The FLSA requires that employees receive overtime pay for hours worked over forty hours each workweek. The white-collar exemption excludes employees in a “bona fide executive, administrative, and professional capacity” from this requirement. In determining whether an employee qualifies for the white-collar exemption, the DOL provides a salary test. The DOL’s most-recent rules nearly doubled the standard salary needed to qualify for the white-collar exemptions from $455 per week ($23,660 per year) to $913 per week ($47,476 per year).

On September 20, 2016, 21 states and more than 50 business organizations filed suit in federal court challenging these new rules. The states claim the new rules will increase costs, forcing them to reduce or eliminate government services. The states ask the court to find that the new rules violate the Tenth Amendment (which reserves powers not granted to the federal government for the states), arguing that the rules infringe on states’ authority to dictate wages paid to state employees.

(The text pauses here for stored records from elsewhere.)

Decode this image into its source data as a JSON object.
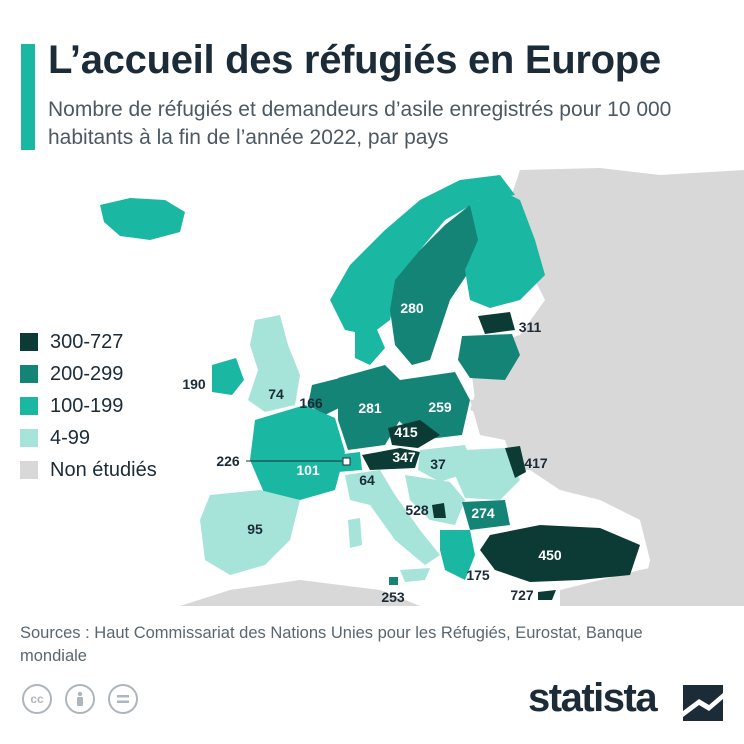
{
  "title": "L’accueil des réfugiés en Europe",
  "subtitle": "Nombre de réfugiés et demandeurs d’asile enregistrés pour 10 000 habitants à la fin de l’année 2022, par pays",
  "colors": {
    "accent": "#1ab7a3",
    "dark": "#0d3b33",
    "c300": "#0b3b34",
    "c200": "#138476",
    "c100": "#1ab7a3",
    "c4": "#a6e4da",
    "na": "#d8d8d8",
    "sea": "#ffffff"
  },
  "legend": [
    {
      "label": "300-727",
      "color": "#0b3b34"
    },
    {
      "label": "200-299",
      "color": "#138476"
    },
    {
      "label": "100-199",
      "color": "#1ab7a3"
    },
    {
      "label": "4-99",
      "color": "#a6e4da"
    },
    {
      "label": "Non étudiés",
      "color": "#d8d8d8"
    }
  ],
  "map_labels": {
    "norway_sweden": "280",
    "estonia": "311",
    "ireland": "190",
    "uk": "74",
    "belgium": "166",
    "germany": "281",
    "poland": "259",
    "czechia": "415",
    "austria": "347",
    "switzerland": "226",
    "france": "101",
    "hungary": "37",
    "moldova": "417",
    "italy": "64",
    "montenegro": "528",
    "bulgaria": "274",
    "spain": "95",
    "turkey": "450",
    "greece": "175",
    "malta": "253",
    "cyprus": "727"
  },
  "sources": "Sources : Haut Commissariat des Nations Unies pour les Réfugiés, Eurostat, Banque mondiale",
  "license_icons": [
    "cc-icon",
    "by-icon",
    "nd-icon"
  ],
  "brand": "statista"
}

In addition, both the states and the business organizations claim the DOL exceeded its authority in raising the salary standards. They argue that, in enacting the FLSA, Congress did not intend that an employee’s salary would determine overtime-eligible employees and exempt white-collar workers, effectively failing to exempt “bona fide executive, administrative, or professional” employees whose salaries fall below the threshold.

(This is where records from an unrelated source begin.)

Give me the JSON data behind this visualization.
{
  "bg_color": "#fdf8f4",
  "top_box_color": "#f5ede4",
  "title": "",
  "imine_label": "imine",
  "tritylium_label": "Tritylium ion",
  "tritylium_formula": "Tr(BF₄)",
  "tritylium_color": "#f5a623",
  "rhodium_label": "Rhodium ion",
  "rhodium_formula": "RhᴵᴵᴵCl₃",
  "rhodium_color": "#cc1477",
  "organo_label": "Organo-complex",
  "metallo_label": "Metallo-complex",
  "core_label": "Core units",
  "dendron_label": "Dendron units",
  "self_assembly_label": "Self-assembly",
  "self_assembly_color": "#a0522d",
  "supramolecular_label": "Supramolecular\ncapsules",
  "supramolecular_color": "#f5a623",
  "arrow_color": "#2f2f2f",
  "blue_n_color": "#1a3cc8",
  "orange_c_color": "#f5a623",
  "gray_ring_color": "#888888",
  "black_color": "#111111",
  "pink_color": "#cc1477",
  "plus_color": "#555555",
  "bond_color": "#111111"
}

HLERK will continue to monitor these cases and update our clients on significant developments. In the meantime, employers should review their current positions and determine whether exempt positions may no longer be exempt from overtime pay requirements under the new rules. Employers should also refer to the Illinois Minimum Wage Law, which adopts the FLSA’s salary thresholds but provides different duties an employee must perform to qualify as exempt.